The main focus was on the case of the week, and unfortunately I’d guessed that the undercover cop had gone to the dark side in the first fifteen minutes. The dark side being Terry Stafford (played by Peter Guiness, a man who is to crime drama casting supremos, what Terrence Hardiman is to children’s drama casting supremos looking for someone sinister).

Terry is nasty piece of work – just the kind of scum Gene thrives on bringing down – and he’s also a thorn in the side of DCI Wilson from a nieghbouring division.

Gene is less than chuffed to find Wilson running undercover cop Louise  Gardiner on his patch, and when Keats gives him the okay to start digging, Gene gets out his biggest shovel. (This scene really felt like Keats was the teacher asking Gene to show that he could play nicely with others.)
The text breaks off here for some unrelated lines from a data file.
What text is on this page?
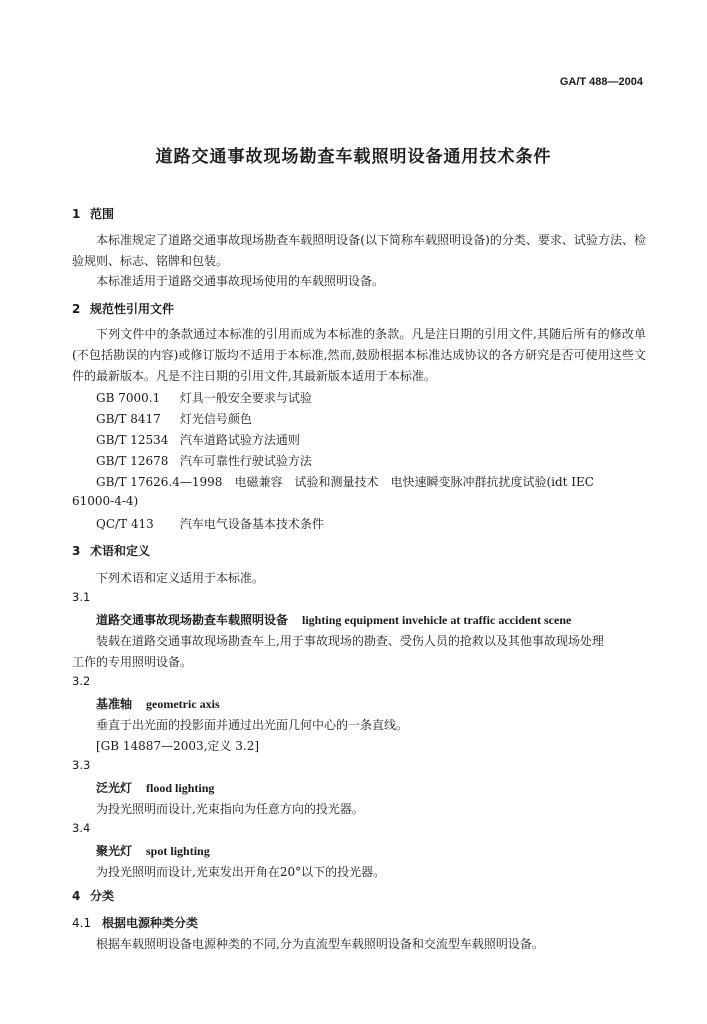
GA/T 488—2004
道路交通事故现场勘查车载照明设备通用技术条件
1 范围
本标准规定了道路交通事故现场勘查车载照明设备(以下简称车载照明设备)的分类、要求、试验方法、检验规则、标志、铭牌和包装。
本标准适用于道路交通事故现场使用的车载照明设备。
2 规范性引用文件
下列文件中的条款通过本标准的引用而成为本标准的条款。凡是注日期的引用文件,其随后所有的修改单(不包括勘误的内容)或修订版均不适用于本标准,然而,鼓励根据本标准达成协议的各方研究是否可使用这些文件的最新版本。凡是不注日期的引用文件,其最新版本适用于本标准。
GB 7000.1 灯具一般安全要求与试验
GB/T 8417 灯光信号颜色
GB/T 12534 汽车道路试验方法通则
GB/T 12678 汽车可靠性行驶试验方法
GB/T 17626.4—1998　 电磁兼容　试验和测量技术　电快速瞬变脉冲群抗扰度试验(idt IEC
61000-4-4)
QC/T 413 汽车电气设备基本技术条件
3 术语和定义
下列术语和定义适用于本标准。
3.1
道路交通事故现场勘查车载照明设备 lighting equipment invehicle at traffic accident scene
装载在道路交通事故现场勘查车上,用于事故现场的勘查、受伤人员的抢救以及其他事故现场处理
工作的专用照明设备。
3.2
基准轴 geometric axis
垂直于出光面的投影面并通过出光面几何中心的一条直线。
[GB 14887—2003,定义 3.2]
3.3
泛光灯 flood lighting
为投光照明而设计,光束指向为任意方向的投光器。
3.4
聚光灯 spot lighting
为投光照明而设计,光束发出开角在20°以下的投光器。
4 分类
4.1 根据电源种类分类
根据车载照明设备电源种类的不同,分为直流型车载照明设备和交流型车载照明设备。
It’s not long before Gene blows Louise’s cover, pulls in Terry’s son Daniel (very much his father’s boy), and we all slowly crawl towards the inevitable shoot-out (with added prowling round a mannequin factory).
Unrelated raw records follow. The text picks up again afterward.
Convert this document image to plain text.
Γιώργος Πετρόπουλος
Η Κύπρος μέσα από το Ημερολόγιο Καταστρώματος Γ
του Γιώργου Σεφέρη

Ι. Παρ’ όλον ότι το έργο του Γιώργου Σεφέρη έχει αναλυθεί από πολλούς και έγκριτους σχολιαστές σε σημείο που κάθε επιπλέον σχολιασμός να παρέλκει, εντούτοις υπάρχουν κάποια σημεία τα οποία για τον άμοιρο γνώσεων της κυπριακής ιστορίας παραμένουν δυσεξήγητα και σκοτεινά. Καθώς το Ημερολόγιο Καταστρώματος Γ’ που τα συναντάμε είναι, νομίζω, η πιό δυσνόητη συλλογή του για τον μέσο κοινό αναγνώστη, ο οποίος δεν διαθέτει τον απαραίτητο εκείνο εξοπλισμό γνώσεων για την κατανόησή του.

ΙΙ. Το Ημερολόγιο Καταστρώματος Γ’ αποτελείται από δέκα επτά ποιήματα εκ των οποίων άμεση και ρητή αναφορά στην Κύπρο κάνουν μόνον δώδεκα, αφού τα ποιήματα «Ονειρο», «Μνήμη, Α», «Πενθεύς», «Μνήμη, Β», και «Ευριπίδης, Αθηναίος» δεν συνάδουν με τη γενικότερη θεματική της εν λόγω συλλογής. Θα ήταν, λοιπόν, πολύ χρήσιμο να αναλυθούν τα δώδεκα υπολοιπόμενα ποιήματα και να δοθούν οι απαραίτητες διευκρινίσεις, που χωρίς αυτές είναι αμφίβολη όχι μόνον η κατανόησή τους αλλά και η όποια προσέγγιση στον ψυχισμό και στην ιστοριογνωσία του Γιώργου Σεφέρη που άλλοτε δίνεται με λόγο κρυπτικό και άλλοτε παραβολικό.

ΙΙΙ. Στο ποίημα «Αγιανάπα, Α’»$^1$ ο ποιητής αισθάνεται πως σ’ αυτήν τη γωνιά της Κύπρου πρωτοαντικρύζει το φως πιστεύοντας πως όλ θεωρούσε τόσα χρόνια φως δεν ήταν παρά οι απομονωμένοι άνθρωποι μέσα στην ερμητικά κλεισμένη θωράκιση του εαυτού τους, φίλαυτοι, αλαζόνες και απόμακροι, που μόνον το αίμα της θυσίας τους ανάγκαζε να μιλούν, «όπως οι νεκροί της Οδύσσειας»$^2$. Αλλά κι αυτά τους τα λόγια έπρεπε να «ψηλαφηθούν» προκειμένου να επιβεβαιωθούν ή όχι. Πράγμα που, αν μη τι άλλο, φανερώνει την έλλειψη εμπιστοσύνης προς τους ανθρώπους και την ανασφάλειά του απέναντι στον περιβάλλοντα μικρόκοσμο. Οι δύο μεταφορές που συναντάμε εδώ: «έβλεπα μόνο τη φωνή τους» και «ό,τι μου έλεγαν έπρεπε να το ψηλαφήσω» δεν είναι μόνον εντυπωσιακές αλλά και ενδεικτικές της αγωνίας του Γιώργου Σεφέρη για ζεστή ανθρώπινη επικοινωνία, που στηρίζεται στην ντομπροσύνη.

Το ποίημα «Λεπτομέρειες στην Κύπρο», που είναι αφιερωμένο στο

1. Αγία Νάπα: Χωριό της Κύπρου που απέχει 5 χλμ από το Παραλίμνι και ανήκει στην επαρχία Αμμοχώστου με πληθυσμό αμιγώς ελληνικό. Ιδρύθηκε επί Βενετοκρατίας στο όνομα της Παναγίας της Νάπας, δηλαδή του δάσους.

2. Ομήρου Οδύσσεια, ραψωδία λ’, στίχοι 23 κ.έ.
But as I said at the beginning, even average A2A  is worth watching. This week we discovered the truth behind the vandalism of the Blue Peter garden (remember that?). You’ve guessed it, it’s Gene ‘restraining’ a suspect.

Some of the best lines were almost thrown away. As Gene and Alex leave DCI Wilson’s office, we just catch the words, “Nice tits.” Alex asks if she really heard him say that, to which Gene replies, “The man’s a cripple – have a heart.” I enjoyed Gene’s “The early bird that bags the bastard” line too.
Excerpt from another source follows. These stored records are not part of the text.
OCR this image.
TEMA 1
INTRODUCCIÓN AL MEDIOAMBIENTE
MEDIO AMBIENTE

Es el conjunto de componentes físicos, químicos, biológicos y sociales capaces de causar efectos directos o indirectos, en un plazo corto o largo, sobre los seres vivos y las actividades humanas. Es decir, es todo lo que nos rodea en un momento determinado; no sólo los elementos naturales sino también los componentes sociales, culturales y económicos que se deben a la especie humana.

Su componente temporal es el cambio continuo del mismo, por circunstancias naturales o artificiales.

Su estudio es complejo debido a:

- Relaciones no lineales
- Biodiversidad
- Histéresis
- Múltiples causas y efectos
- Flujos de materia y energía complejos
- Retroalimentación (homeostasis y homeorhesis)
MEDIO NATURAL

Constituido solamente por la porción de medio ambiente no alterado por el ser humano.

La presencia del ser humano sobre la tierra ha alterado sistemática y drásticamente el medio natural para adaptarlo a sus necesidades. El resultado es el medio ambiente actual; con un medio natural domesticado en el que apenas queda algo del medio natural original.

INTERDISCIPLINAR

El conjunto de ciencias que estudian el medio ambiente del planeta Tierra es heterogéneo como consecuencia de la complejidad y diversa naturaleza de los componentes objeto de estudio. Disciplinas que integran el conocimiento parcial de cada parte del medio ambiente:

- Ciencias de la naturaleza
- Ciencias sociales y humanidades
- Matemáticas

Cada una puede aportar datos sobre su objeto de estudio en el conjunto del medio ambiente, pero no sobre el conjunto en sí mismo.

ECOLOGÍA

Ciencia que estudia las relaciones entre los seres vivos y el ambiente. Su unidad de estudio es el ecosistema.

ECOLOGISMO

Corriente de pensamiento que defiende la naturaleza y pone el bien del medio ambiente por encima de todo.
Jim (Keats) fixing it for Chris to keep his job (after Louise manipulated him into beating Daniel Stafford to a pulp in the cells) was nicely done too.

Personally, my favourite moment was Gene trying to rouse Alex from her chloroformed stupor. It’s a neat play on the viewer’s conflicted desire to see Gene and Alex kiss (and the knowledge that the whole thing will be ruined if they ever do). As he leans in to give her the kiss of life, having fiddled self-consciously with that skew-whiff tie of his, we cut to Alex’s vision of her self being buried alive, there’s a scream, and she comes back to consciousness with a jolt. Poor Gene.